Find the Pope in the Porsche

sidewalk.com

All kinds of abandonware sites. I used to download games and record them on CDs in internet cafés, even before I had my first computer:)
Old Man Murray
I still send people the Crate Review System: https://www.oldmanmurray.com/features/39.html

> Games can be rated and compared based on the shortest amount of time it takes a player to reach the first crate, which represents the point where the developers ran out of ideas.

JNCO jeans website, Angelfire sites, Homestar runner (‘99) to name a few.
cartoonnetwork.com

There were a lot of fun Flash(Shockwave, as it was called back then) games!

Albino Blacksheep, slashdot, and of course the amazing Homestar Runner!
http://bash.org/

(It may be early 2000s.)

I really miss IRC.

I spent so many hours on bash.org. And then it had a bit of a resurgence during the early smartphone era when I had mobile internet access but only a few megabytes of network quota - browsing http://bash.org/?random1 was maybe the highest entertainment per kilobyte around.
>maybe the highest entertainment per kilobyte around.

Superb.

Everything2.com. Yes, it's still around, yet I've always found that the really interesting, amusing posts are from circa 2000, so that would appear to be its golden age.

I've never found anything quite like Everything2's formula, which I think remains inspired. The trick is that the 'softlinks' at the bottom of each page is a list of the most common pages people visit after visiting that page in descending order; this includes if you use the search box to go to another page. What this means is that if you read a page and it randomly reminds you of something else on E2, and you go and visit it, an association is created. Then others can click on the new softlink at the bottom of the page - it will rise or fall by the popularity of the link.

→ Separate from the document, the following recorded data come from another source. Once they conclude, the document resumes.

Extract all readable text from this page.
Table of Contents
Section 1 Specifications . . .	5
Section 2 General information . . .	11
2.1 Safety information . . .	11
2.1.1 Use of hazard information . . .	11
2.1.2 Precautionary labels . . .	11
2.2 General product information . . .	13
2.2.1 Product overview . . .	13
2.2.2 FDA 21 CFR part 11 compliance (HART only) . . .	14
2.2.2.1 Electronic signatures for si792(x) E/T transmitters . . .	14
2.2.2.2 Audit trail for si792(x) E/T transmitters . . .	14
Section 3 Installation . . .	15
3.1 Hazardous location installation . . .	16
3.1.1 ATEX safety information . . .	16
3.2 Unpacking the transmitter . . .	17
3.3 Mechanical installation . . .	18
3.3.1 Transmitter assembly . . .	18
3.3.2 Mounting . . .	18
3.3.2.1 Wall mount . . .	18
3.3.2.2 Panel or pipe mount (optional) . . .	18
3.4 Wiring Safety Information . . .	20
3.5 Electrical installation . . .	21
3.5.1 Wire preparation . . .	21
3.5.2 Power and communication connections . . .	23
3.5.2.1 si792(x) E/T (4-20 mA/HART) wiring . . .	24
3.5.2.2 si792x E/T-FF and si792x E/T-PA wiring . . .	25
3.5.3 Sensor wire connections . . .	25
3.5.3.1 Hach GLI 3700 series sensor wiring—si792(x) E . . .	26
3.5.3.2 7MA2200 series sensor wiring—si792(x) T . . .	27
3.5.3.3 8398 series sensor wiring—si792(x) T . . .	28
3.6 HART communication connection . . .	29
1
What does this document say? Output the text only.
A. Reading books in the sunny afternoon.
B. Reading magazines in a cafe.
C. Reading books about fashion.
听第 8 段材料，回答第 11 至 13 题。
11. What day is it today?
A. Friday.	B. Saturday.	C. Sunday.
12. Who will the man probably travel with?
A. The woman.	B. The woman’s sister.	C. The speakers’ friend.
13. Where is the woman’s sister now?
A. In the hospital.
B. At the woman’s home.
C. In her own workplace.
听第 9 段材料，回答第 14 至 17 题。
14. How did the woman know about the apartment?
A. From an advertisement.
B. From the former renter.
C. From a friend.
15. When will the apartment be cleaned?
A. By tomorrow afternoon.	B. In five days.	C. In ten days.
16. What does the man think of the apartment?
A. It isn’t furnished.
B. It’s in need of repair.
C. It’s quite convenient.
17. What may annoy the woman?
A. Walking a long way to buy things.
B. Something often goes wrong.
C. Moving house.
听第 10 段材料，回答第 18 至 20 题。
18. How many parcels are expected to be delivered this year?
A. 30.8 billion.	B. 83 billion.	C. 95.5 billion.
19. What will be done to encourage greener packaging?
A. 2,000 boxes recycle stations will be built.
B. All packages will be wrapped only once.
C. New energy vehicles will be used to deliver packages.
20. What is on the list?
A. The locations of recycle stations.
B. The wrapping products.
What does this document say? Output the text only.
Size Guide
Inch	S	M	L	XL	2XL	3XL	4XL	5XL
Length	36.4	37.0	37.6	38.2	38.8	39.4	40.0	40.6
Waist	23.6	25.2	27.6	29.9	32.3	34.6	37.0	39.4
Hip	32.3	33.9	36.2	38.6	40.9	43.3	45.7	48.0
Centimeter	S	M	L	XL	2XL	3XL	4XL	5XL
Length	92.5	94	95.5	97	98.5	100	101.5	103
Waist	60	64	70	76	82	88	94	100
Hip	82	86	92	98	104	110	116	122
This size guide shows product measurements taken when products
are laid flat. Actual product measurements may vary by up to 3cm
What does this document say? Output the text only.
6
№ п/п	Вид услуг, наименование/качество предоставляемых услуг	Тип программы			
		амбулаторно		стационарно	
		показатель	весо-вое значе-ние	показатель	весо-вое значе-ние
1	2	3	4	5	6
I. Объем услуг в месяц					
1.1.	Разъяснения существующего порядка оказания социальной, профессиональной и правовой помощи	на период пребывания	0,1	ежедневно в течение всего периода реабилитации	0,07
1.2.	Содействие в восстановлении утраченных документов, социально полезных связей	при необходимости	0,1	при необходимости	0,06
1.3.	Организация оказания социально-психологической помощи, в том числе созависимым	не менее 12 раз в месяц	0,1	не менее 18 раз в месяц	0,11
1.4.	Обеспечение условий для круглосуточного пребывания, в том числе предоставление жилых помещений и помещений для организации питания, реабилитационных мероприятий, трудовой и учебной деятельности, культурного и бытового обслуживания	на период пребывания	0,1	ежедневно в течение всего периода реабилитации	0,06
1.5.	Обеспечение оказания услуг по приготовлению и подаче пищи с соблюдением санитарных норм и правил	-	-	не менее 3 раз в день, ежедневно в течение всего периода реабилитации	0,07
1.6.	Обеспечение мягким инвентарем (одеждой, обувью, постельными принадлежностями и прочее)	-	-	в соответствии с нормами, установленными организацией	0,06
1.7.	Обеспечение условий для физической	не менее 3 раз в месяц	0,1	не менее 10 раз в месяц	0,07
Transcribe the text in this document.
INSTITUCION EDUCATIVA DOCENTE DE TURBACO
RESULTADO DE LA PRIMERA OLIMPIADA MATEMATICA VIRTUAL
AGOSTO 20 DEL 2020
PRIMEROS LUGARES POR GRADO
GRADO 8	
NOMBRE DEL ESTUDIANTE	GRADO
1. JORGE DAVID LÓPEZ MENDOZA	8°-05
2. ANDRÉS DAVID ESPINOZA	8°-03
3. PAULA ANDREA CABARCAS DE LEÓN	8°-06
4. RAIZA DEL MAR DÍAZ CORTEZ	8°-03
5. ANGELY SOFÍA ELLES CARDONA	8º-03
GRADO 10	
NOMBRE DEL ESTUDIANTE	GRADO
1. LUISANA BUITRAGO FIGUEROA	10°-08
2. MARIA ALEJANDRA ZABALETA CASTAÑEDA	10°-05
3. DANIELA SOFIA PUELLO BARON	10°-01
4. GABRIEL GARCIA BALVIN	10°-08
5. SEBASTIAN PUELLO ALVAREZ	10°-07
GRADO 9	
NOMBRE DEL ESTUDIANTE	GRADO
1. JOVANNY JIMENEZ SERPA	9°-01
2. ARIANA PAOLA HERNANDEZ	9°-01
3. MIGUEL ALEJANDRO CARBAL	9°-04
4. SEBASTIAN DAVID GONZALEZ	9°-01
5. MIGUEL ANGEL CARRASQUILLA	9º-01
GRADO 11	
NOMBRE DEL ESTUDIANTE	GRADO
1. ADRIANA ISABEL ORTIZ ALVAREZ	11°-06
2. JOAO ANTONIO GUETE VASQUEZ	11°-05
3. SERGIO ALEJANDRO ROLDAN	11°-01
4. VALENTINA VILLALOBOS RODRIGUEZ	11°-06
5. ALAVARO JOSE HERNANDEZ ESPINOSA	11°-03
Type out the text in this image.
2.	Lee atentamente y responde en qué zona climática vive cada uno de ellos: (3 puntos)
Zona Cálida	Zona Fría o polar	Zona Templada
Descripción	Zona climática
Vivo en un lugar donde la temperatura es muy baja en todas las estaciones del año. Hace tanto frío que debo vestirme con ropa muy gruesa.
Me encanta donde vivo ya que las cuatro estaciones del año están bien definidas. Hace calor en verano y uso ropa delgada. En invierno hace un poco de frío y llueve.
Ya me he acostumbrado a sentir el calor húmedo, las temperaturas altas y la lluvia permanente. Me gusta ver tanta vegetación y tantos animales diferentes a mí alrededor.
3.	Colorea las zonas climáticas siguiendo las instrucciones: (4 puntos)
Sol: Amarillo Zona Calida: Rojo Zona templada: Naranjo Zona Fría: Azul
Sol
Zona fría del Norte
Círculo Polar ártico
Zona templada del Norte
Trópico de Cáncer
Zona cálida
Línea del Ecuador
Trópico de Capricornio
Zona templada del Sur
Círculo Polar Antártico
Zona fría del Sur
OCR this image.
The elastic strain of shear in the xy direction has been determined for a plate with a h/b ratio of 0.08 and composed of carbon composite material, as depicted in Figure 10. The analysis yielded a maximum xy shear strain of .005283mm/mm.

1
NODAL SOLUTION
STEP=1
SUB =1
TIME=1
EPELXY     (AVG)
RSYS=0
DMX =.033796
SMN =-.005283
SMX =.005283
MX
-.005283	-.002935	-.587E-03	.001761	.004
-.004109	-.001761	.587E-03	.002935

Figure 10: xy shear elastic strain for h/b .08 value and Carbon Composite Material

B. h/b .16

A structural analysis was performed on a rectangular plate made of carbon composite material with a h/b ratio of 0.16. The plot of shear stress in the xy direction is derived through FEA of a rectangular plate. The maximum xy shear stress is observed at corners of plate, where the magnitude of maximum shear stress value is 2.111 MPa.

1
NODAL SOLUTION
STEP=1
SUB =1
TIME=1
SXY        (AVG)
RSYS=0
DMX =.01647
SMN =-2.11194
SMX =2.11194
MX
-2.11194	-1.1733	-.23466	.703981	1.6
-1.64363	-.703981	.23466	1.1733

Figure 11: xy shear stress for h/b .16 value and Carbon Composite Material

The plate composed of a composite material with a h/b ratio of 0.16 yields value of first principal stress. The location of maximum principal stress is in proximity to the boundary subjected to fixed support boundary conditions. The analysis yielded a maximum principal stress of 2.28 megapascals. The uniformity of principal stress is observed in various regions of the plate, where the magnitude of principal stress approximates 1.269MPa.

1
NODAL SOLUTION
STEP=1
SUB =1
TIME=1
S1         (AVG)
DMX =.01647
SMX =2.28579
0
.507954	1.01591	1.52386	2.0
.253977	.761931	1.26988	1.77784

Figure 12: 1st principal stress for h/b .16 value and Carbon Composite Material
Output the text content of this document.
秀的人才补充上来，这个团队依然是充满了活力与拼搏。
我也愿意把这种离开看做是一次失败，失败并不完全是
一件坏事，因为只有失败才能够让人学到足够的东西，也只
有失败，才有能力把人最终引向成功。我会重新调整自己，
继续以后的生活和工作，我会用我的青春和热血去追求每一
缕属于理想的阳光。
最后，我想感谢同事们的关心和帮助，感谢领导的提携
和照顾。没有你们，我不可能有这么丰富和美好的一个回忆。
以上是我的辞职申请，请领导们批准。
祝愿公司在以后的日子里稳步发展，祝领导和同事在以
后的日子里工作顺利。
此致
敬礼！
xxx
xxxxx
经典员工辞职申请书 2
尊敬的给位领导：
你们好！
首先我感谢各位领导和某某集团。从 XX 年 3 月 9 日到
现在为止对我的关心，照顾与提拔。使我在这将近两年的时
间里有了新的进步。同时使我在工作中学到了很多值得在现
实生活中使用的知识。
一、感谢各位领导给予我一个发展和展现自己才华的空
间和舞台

What this leads to is some very weird serendipity and randomness in browsing. Combine this with the informal, personal atmosphere in which E2 nodes tend to be written - many articles are random personal anecdotes, strange takes or pieces of weird fiction - and it makes for something really unique.

The engine the site is built in is also interesting; it's an "everything is a node" design written in Perl. As I understand it the engine is very flexible and much of the logic of E2.com itself is written in Perl scripts stored inside a database, though I may be mistaken; I never looked into the details.

This was a great online encyclopedia before Wikipedia was created.